How to Make Your Words Count,
Sometimes you don't have to say a lot in order to be heard.

Have you ever found yourself in the middle of a long diatribe? Feeling like you’re explaining yourself for the seventh time? Wondering why on earth you’re still having this conversation?

Have you ever stopped to think that maybe it’s not their fault for not listening?

Maybe you simply aren’t communicating in a way that will get heard.

I’ve found there are a couple ways to communicate to ensure your message gets across the right way, the first time. 

Don’t hide behind your Thesaurus

Keep it simple. Nothing gets a message lost like surrounding it with a bunch of adjectives or illustrative stories.

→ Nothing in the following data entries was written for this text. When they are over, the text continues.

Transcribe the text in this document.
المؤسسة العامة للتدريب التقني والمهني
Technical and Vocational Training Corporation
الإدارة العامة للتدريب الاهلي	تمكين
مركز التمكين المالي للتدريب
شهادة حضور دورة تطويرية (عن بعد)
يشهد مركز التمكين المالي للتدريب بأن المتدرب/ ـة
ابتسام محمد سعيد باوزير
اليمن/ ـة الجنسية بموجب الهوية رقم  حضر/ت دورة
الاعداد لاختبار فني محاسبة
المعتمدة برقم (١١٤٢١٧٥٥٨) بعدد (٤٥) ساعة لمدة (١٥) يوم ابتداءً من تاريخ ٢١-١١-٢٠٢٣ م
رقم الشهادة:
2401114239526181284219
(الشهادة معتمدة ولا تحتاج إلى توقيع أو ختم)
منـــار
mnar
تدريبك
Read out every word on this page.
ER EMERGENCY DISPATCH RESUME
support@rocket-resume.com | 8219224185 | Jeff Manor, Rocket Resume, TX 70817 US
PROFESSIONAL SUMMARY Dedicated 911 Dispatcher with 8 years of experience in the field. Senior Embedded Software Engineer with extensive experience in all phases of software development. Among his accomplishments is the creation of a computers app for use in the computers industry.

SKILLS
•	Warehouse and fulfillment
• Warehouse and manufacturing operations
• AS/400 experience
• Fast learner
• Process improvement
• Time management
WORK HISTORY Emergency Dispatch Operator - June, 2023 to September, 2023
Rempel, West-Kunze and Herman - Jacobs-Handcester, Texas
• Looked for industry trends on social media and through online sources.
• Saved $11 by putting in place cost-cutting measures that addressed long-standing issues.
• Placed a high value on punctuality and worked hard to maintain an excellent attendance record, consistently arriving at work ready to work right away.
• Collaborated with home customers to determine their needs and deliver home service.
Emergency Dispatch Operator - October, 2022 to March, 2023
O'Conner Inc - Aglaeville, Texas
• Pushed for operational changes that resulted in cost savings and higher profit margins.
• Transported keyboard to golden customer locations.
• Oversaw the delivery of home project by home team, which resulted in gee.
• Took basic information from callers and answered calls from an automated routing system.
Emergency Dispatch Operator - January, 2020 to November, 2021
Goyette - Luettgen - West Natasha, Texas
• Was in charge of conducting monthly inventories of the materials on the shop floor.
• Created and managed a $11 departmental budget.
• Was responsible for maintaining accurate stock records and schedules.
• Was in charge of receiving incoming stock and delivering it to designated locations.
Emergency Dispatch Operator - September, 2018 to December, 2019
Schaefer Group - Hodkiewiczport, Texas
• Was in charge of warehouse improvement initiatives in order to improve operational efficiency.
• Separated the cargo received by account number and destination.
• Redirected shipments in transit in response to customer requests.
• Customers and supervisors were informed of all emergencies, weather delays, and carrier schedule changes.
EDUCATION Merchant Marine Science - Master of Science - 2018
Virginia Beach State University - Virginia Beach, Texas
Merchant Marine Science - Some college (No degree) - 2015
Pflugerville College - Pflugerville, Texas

Keep your message simple. Think of it this way: If you can’t write it in a few sentences, it’s probably too long for someone to properly remember.

Which do you remember?

Our perceptions of our existence are the derivatives of countless forces that contour our experience, singularly having an impact on whether we feel excellent or dreadful.


Life is the result of your experience and how it affects you.

Remember your goal is to be heard – not put them to sleep.  

Take the junk out of your mouth

Be direct. In line with the above, don’t hem and haw, just get your message out there. That doesn’t mean be crass. Be gracious, but there’s no need to beat around the bush when you’re trying to communicate. Oftentimes it does nothing more than allow the listener to misconstrue what you’re trying to communicate. 

For example, “I, like, think you should, like, arrive in time to, like, be available, like, you know, to your audience.”

How crazy does that sound? My guess is by now they are counting the “likes” ignoring what you’re saying.

Speak with authority and confidence

Don’t be aggressive. But be firm.

Sometimes when you have an important message to get across, you can come off as being bossy or even aggressive. It’s important to make sure your message is heard, but being overly pushy will only serve to put your audience on the defense and most people shut down in defensive mode. 

Assert your tone. Command a presence where they will stop, listen and say, “Oh!”

Repeat. Repeat. And repeat some more

After you’ve told them what you’re going to tell them, tell them, then tell them what you told them.

Ask them to repeat what you said. This goes a long way in imprinting your message in the mind of the listener. That doesn’t mean they should parrot it back, but have them describe things to you in their own words. This makes it much more likely that this person will relate to and remember the message.

Know when to stop talking

I imagine you didn’t see this one coming.

Seriously – sometimes, often times, the most powerful choice of words is silence. Make it work for you!